The device enables Internet of Things (IoT) devices to communicate with existing Wi-Fi networks using 5000 times less power than today’s Wi-Fi radios — just 28 microwatts. And it does so while transmitting data at a rate of 2 megabits per second, a connection fast enough to stream music and most YouTube videos.
“You can connect your phone, your smart devices, even small cameras or various sensors to this chip, and it can directly send data from these devices to a Wi-Fi access point near you. You don’t need to buy anything else. And it could last for years on a single coin cell battery,” said Dinesh Bharadia, a professor of electrical and computer engineering at the UC San Diego Jacobs School of Engineering.

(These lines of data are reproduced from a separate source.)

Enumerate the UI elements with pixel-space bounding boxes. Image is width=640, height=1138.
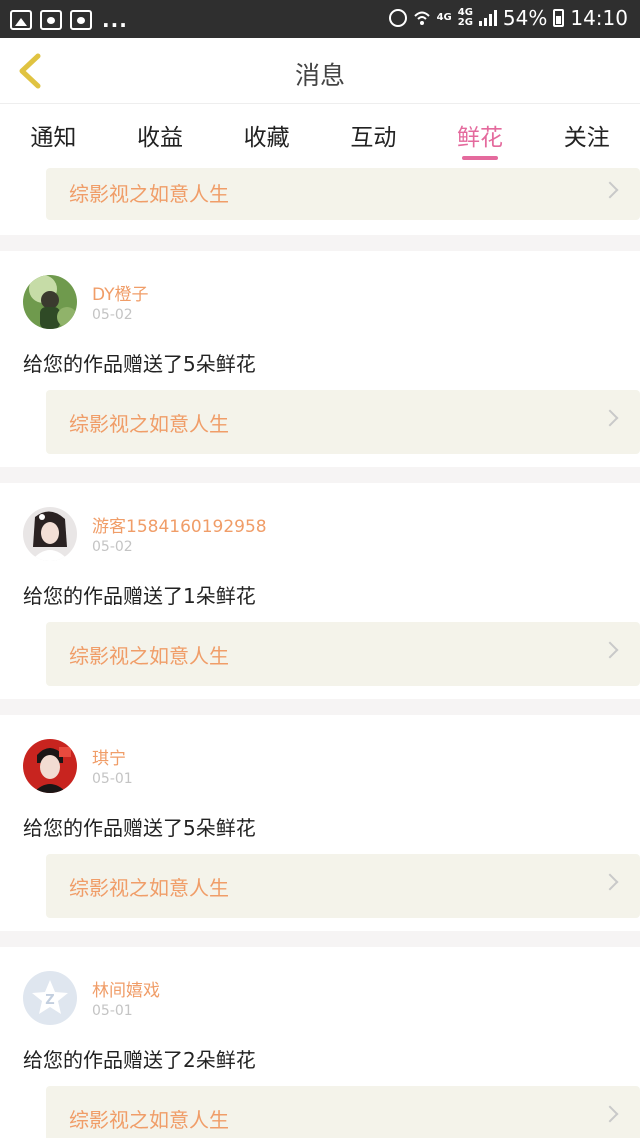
chevron-right-icon bbox=[601, 873, 619, 891]
tab-follows[interactable]: 关注 bbox=[533, 104, 640, 168]
battery-percent: 54% bbox=[502, 6, 548, 30]
app-screen: ... 4G 4G 2G 54% 14:10 消息 通知 收益 收藏 互动 鲜花… bbox=[0, 0, 640, 1138]
network-sim2-label: 2G bbox=[457, 17, 473, 28]
alarm-icon bbox=[388, 9, 407, 27]
paw-notification-icon bbox=[40, 10, 62, 30]
paw-notification-icon bbox=[70, 10, 92, 30]
chevron-right-icon bbox=[601, 409, 619, 427]
work-link[interactable]: 综影视之如意人生 bbox=[46, 168, 640, 220]
work-title: 综影视之如意人生 bbox=[69, 644, 229, 668]
list-item: 游客1584160192958 05-02 给您的作品赠送了1朵鲜花 综影视之如… bbox=[0, 483, 640, 699]
tab-flowers[interactable]: 鲜花 bbox=[427, 104, 534, 168]
tab-favorites[interactable]: 收藏 bbox=[213, 104, 320, 168]
more-notifications-indicator: ... bbox=[102, 8, 128, 32]
nav-header: 消息 bbox=[0, 38, 640, 104]
chevron-right-icon bbox=[601, 641, 619, 659]
message-text: 给您的作品赠送了5朵鲜花 bbox=[23, 816, 256, 840]
work-title: 综影视之如意人生 bbox=[69, 876, 229, 900]
message-date: 05-01 bbox=[92, 1003, 133, 1019]
dual-network-label: 4G 2G bbox=[458, 8, 473, 28]
work-link[interactable]: 综影视之如意人生 bbox=[46, 1086, 640, 1138]
message-date: 05-02 bbox=[92, 307, 133, 323]
work-title: 综影视之如意人生 bbox=[69, 1108, 229, 1132]
signal-icon bbox=[478, 10, 497, 26]
avatar[interactable]: Z bbox=[23, 971, 77, 1025]
tab-notifications[interactable]: 通知 bbox=[0, 104, 107, 168]
list-item: DY橙子 05-02 给您的作品赠送了5朵鲜花 综影视之如意人生 bbox=[0, 251, 640, 467]
divider bbox=[0, 467, 640, 483]
message-text: 给您的作品赠送了1朵鲜花 bbox=[23, 584, 256, 608]
chevron-right-icon bbox=[601, 181, 619, 199]
status-bar: ... 4G 4G 2G 54% 14:10 bbox=[0, 0, 640, 38]
work-title: 综影视之如意人生 bbox=[69, 412, 229, 436]
gallery-notification-icon bbox=[10, 10, 32, 30]
avatar[interactable] bbox=[23, 507, 77, 561]
network-type-label: 4G bbox=[436, 12, 452, 23]
divider bbox=[0, 931, 640, 947]
username[interactable]: 林间嬉戏 bbox=[92, 976, 160, 1001]
message-text: 给您的作品赠送了2朵鲜花 bbox=[23, 1048, 256, 1072]
message-feed: 综影视之如意人生 DY橙子 05-02 给您的作品赠送了5朵鲜花 综影视之如意人… bbox=[0, 168, 640, 1138]
battery-icon bbox=[553, 9, 565, 27]
avatar[interactable] bbox=[23, 275, 77, 329]
list-item: Z 林间嬉戏 05-01 给您的作品赠送了2朵鲜花 综影视之如意人生 bbox=[0, 947, 640, 1138]
avatar[interactable] bbox=[23, 739, 77, 793]
list-item: 琪宁 05-01 给您的作品赠送了5朵鲜花 综影视之如意人生 bbox=[0, 715, 640, 931]
svg-text:Z: Z bbox=[45, 993, 54, 1008]
work-link[interactable]: 综影视之如意人生 bbox=[46, 390, 640, 454]
message-date: 05-02 bbox=[92, 539, 133, 555]
divider bbox=[0, 699, 640, 715]
tab-earnings[interactable]: 收益 bbox=[107, 104, 214, 168]
message-date: 05-01 bbox=[92, 771, 133, 787]
username[interactable]: 琪宁 bbox=[92, 744, 126, 769]
message-text: 给您的作品赠送了5朵鲜花 bbox=[23, 352, 256, 376]
tab-interactions[interactable]: 互动 bbox=[320, 104, 427, 168]
wifi-icon bbox=[413, 11, 430, 25]
clock: 14:10 bbox=[570, 6, 628, 30]
work-link[interactable]: 综影视之如意人生 bbox=[46, 622, 640, 686]
chevron-right-icon bbox=[601, 1105, 619, 1123]
page-title: 消息 bbox=[294, 61, 345, 90]
username[interactable]: DY橙子 bbox=[92, 280, 149, 305]
work-link[interactable]: 综影视之如意人生 bbox=[46, 854, 640, 918]
work-title: 综影视之如意人生 bbox=[69, 182, 229, 206]
username[interactable]: 游客1584160192958 bbox=[92, 512, 267, 537]
list-item: 综影视之如意人生 bbox=[0, 168, 640, 235]
tab-bar: 通知 收益 收藏 互动 鲜花 关注 bbox=[0, 104, 640, 168]
divider bbox=[0, 235, 640, 251]
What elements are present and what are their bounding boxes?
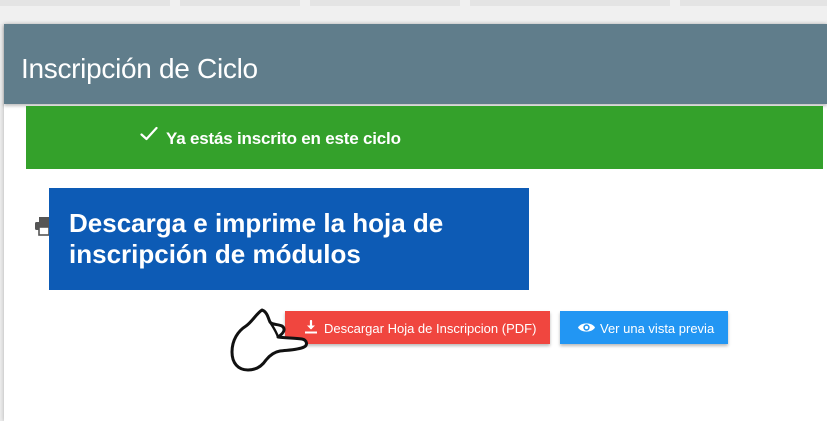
eye-icon bbox=[578, 323, 595, 332]
success-alert: Ya estás inscrito en este ciclo bbox=[26, 106, 823, 169]
download-pdf-button[interactable]: Descargar Hoja de Inscripcion (PDF) bbox=[285, 311, 550, 344]
check-icon bbox=[140, 126, 158, 141]
preview-button[interactable]: Ver una vista previa bbox=[560, 311, 728, 344]
preview-button-label: Ver una vista previa bbox=[600, 321, 715, 336]
callout-text: Descarga e imprime la hoja de inscripció… bbox=[69, 208, 444, 269]
instruction-callout: Descarga e imprime la hoja de inscripció… bbox=[49, 188, 529, 290]
background-top-strip bbox=[0, 0, 827, 24]
success-alert-message: Ya estás inscrito en este ciclo bbox=[166, 129, 401, 148]
page-title: Inscripción de Ciclo bbox=[21, 53, 258, 84]
download-pdf-button-label: Descargar Hoja de Inscripcion (PDF) bbox=[324, 321, 537, 336]
panel-header: Inscripción de Ciclo bbox=[4, 24, 827, 104]
hand-pointer-icon bbox=[230, 308, 308, 372]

Commercial Wi-Fi radios typically consume hundreds of milliwatts to connect IoT devices with Wi-Fi transceivers. As a result, Wi-Fi compatible devices need either large batteries, frequent recharging or external power sources to run.
This Wi-Fi radio runs on low enough power that we can now start thinking about new application spaces where you no longer need to plug IoT devices into the wall. This could unleash smaller, fully wireless IoT setups. For example, a portable Google Home device that you can take around the house and can last for years instead of just hours when unplugged.
The Wi-Fi radio runs on extremely low power by transmitting data via a technique called backscattering. It takes incoming Wi-Fi signals from a nearby device (like a smartphone) or a Wi-Fi access point, modifies the signals and encodes its own data onto them, and then reflects the new signals onto a different Wi-Fi channel to another device or access point.
The researchers accomplished this by building in a component called a wake-up receiver. This “wakes up” the Wi-Fi radio only when it needs to communicate with Wi-Fi signals, so it can stay in low-power sleep mode the rest of the time, during which it consumes only 3 microwatts. It also features a custom integrated circuit for backscattering data, which makes the whole system smaller and more efficient, and thus enables the Wi-Fi radio to operate over a communication range of up to 21 meters. This is a practical distance for operating in a smart home environment, the researchers said.